BISHKEK/BUDAPEST (BosNewsLife) — Evangelical Christians in the former Soviet republic of Kyrgyzstan on Thursday, November 2, were anticipating a bloody uprising against President Kurmanbek Bakiyev who the opposition accuses of breaking his pledge to introduce constitutional reforms that would curtail some of his powers.

“We are standing at the door of another revolution,” said the director for Kyrgyzstan of the Bible League, one of the world’s largest evangelical, nondenominational, Scripture placement agencies.

“Vehemence is building in the political and religious spheres and the media is openly talking about this as a day of violence,” the official told BosNewsLife in a statement apparently on condition of anonymity because of security concerns.

The violence was expected to make it more difficult for Christian missionaries to operate in the predominantly Muslim nation. About one percent of the country’s 5.2 million people are evangelical Christian, the Bible League said.


Thousands of police and interior ministry troops deployed across the capital, Thursday, November 2, while numerous streets leading to Bishkek’s central square, the site of the opposition rally, was blocked off, eyewitnesses said.

Nearby, about 100 servicemen of Kyrgyzstan ‘s National Guard were standing vigil outside government headquarters, which was stormed during anti-government protests, last year, news reports said. Those protests disintegrated into days of mass looting and riots that led to the ouster of long-time President Askar Akayev, who was forced to flee to Russia .

President Bakiyev was elected several months later. His presidency has been marred by prison riots, high-profile murders, and regional battles for control of lucrative businesses.


Speaking on the Voice of America (VOA) network, independent political analyst Kumar Bekbalatov, who heads the Bishkek regional office for the Institute of War and Peace Reporting, said local frustrations against President Bakiyev have been running high.

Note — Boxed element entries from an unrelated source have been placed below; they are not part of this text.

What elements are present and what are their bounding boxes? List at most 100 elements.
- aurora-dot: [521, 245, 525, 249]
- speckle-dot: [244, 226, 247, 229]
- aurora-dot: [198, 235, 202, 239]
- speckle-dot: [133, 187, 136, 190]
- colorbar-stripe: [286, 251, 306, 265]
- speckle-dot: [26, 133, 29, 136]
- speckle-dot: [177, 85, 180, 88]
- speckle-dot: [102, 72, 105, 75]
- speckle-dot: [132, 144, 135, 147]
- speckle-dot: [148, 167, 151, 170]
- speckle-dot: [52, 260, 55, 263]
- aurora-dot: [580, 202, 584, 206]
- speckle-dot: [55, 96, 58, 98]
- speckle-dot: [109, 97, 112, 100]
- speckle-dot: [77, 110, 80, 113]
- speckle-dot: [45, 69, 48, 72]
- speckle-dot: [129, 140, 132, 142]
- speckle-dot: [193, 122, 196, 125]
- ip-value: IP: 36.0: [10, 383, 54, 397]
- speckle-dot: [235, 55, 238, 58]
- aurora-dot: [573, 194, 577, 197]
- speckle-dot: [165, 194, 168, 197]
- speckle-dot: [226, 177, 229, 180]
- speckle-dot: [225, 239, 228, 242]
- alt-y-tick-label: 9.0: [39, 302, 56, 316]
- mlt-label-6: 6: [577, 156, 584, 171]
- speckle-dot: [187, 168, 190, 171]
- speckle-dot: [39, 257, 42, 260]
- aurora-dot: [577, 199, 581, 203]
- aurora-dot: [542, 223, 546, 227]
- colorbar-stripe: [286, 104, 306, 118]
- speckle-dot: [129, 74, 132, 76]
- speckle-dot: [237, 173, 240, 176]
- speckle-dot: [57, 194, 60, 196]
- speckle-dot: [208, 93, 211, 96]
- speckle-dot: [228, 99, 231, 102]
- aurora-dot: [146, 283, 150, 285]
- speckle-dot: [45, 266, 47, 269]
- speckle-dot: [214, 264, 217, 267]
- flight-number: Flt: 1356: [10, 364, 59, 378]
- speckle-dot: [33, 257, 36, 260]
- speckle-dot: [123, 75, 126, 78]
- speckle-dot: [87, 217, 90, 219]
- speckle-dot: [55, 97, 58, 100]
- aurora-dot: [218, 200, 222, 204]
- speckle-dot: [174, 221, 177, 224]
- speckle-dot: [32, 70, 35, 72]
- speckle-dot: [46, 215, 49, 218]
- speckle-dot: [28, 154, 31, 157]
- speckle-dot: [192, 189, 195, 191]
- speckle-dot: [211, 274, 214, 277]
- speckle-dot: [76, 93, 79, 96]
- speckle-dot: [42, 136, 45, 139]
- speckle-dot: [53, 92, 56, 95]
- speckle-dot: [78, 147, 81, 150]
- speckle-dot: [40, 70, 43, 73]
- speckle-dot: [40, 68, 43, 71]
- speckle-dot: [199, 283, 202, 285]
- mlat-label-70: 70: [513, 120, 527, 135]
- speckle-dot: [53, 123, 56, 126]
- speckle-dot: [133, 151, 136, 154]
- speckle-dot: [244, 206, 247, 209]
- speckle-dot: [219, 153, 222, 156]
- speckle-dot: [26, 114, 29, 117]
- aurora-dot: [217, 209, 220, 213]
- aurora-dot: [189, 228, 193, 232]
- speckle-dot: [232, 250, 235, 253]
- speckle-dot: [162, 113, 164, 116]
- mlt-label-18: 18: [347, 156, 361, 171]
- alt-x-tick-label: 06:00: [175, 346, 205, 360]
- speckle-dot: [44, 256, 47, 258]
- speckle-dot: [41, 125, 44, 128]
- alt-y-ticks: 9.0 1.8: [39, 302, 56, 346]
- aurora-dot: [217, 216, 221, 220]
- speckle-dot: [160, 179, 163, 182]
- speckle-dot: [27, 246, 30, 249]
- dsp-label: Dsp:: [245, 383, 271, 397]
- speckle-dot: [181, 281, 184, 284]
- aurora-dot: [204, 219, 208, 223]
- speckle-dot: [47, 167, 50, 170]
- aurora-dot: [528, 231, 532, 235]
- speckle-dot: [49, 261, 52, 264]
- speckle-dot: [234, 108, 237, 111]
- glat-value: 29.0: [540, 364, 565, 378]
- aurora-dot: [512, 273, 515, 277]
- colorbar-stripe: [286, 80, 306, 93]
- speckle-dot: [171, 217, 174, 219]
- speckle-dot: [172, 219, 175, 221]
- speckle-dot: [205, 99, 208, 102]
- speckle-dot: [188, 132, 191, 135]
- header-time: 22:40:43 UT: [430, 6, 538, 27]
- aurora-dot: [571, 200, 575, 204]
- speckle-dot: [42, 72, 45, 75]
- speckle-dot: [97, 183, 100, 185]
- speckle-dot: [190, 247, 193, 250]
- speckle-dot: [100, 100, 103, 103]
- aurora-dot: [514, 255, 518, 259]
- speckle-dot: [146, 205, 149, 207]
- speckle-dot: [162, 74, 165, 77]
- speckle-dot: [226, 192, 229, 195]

“First is the feeling that the president has been somehow personalizing (consolidating) his power to such an extent that he will be slowly introducing some sort of authoritarian rule,” Bekbalatov said. “And, the other is that the family, close relatives and mostly his son have been accused of gaining control over the strategic areas of Kyrgyzstan ‘s economy.”

Evangelical Christians said demonstrations could extend into the weekend and may lead to unrest in other nearby Central Asian states. “The rallies are planned by supporters of the country’s former president, who was ousted in a coup in 2005,” the Bible League stressed.


Kyrgyzstan is one of the poorest of the former Soviet Union republics with average annual income hovering around $440, according to estimates. “Such poverty-level wages are blamed for the rampant government corruption,” the Bible League said.

“No one knows what will happen with these rallies, and there are possibilities of attacks in many locations on November. 3,” Bible League’s director in Kyrgysztan said, adding he had urged supporters to “please pray” for the situation.

The chairman of the Organization for Security and Cooperation in Europe , Karel De Gucht, has urged Kyrgyz authorities and the opposition to exercise restraint. American officials are also hoping to avoid seeing any fresh outbreak of civil unrest in Kyrgyzstan , which is home to an American military base used to support Afghanistan , VOA reported.

It came as elsewhere in the former Soviet Union, in Azerbaijan , police broke up an opposition rally in the capital, Baku , detaining at least 10 people, as part of what critics describe as an ongoing government crackdown on journalists and newspapers. Witnesses reportedly said security forces dispersed hundreds of demonstrators Thursday, November 2, including members of the leading opposition “Popular Front” party. Last week, the Baku government threatened to bar local broadcasters from airing the Voice of America, Radio Free Europe-Radio Liberty and BBC programs.